Without the highly complex scientific models that the University of Idaho and others have developed to show how water moves through the system, managers can’t defend the tough decisions they have to make. The Eastern Snake Plain model, which has been improved constantly since first developed in the 1970s, now has enough credibility that groundwater users and surface water users have at least a starting point from which to debate ownership.
Wayne Hammon, the administrator of the Division of Financial Management, used the example of the Mountain Home aquifer, which has shown signs it doesn’t have enough water to handle the growth in that area. The state needs a credible model of the aquifer to determine the supply is adequate or short.
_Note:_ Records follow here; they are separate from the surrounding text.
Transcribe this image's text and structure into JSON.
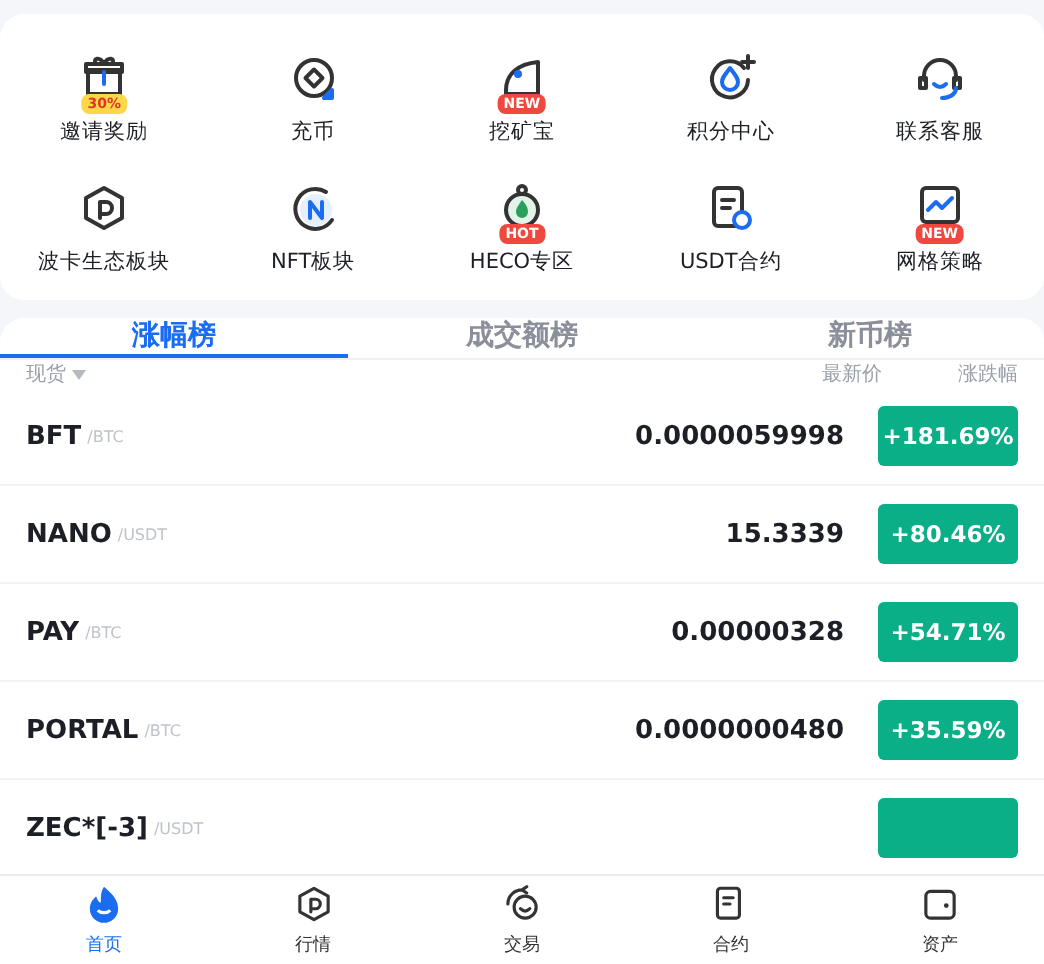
{
  "shortcuts": [
    {
      "label": "邀请奖励",
      "badge": "30%",
      "color": "#ffd84a"
    },
    {
      "label": "充币"
    },
    {
      "label": "挖矿宝",
      "badge": "NEW",
      "color": "#f0483e"
    },
    {
      "label": "积分中心"
    },
    {
      "label": "联系客服"
    },
    {
      "label": "波卡生态板块"
    },
    {
      "label": "NFT板块"
    },
    {
      "label": "HECO专区",
      "badge": "HOT",
      "color": "#f0483e"
    },
    {
      "label": "USDT合约"
    },
    {
      "label": "网格策略",
      "badge": "NEW",
      "color": "#f0483e"
    }
  ],
  "tabs": [
    {
      "label": "涨幅榜",
      "selected": true
    },
    {
      "label": "成交额榜",
      "selected": false
    },
    {
      "label": "新币榜",
      "selected": false
    }
  ],
  "table_header": {
    "market": "现货",
    "price": "最新价",
    "change": "涨跌幅"
  },
  "rows": [
    {
      "symbol": "BFT",
      "pair": "/BTC",
      "price": "0.0000059998",
      "change": "+181.69%"
    },
    {
      "symbol": "NANO",
      "pair": "/USDT",
      "price": "15.3339",
      "change": "+80.46%"
    },
    {
      "symbol": "PAY",
      "pair": "/BTC",
      "price": "0.00000328",
      "change": "+54.71%"
    },
    {
      "symbol": "PORTAL",
      "pair": "/BTC",
      "price": "0.0000000480",
      "change": "+35.59%"
    },
    {
      "symbol": "ZEC*[-3]",
      "pair": "/USDT"
    }
  ],
  "bottom_nav": [
    {
      "label": "首页",
      "selected": true
    },
    {
      "label": "行情",
      "selected": false
    },
    {
      "label": "交易",
      "selected": false
    },
    {
      "label": "合约",
      "selected": false
    },
    {
      "label": "资产",
      "selected": false
    }
  ]
}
“The Air Force is very concerned about the reliability of that aquifer,” Hammon said.
The same is true on the Rathdrum Prairie up north, an aquifer that crosses the border into Washington and is hydrologically connected to the Spokane River.
“You can’t administer what you don’t understand,” said Sen. Chuck Coiner, R-Twin Falls.
On another note, Otter didn’t put the study of rebuilding the Teton Dam or other potential storage sites in his budget as I had suggested might happen. For one thing, the Idaho Department of Water Resources didn’t get the proposal to him soon enough.
Still, Otter, placing the monitoring and planning at a higher priority, might find that the storage studies don’t immediately get results. The cost of rebuilding Teton Dam or building Galloway Dam on the Weiser River has been too high in the past for the federal government to push.
“I don’t think it's there at the moment,” Coiner said. “We don’t have any state dollars to afford that.”
But Republican Rep. Dell Raybould, of Rexburg a supporter of the first Teton Dam, has never given up hope the dam would be rebuilt. He and other lawmakers might try to get some funding for initial studies.
“We cannot afford to waste any of Idaho’s water and let it go out of state,” Raybould said.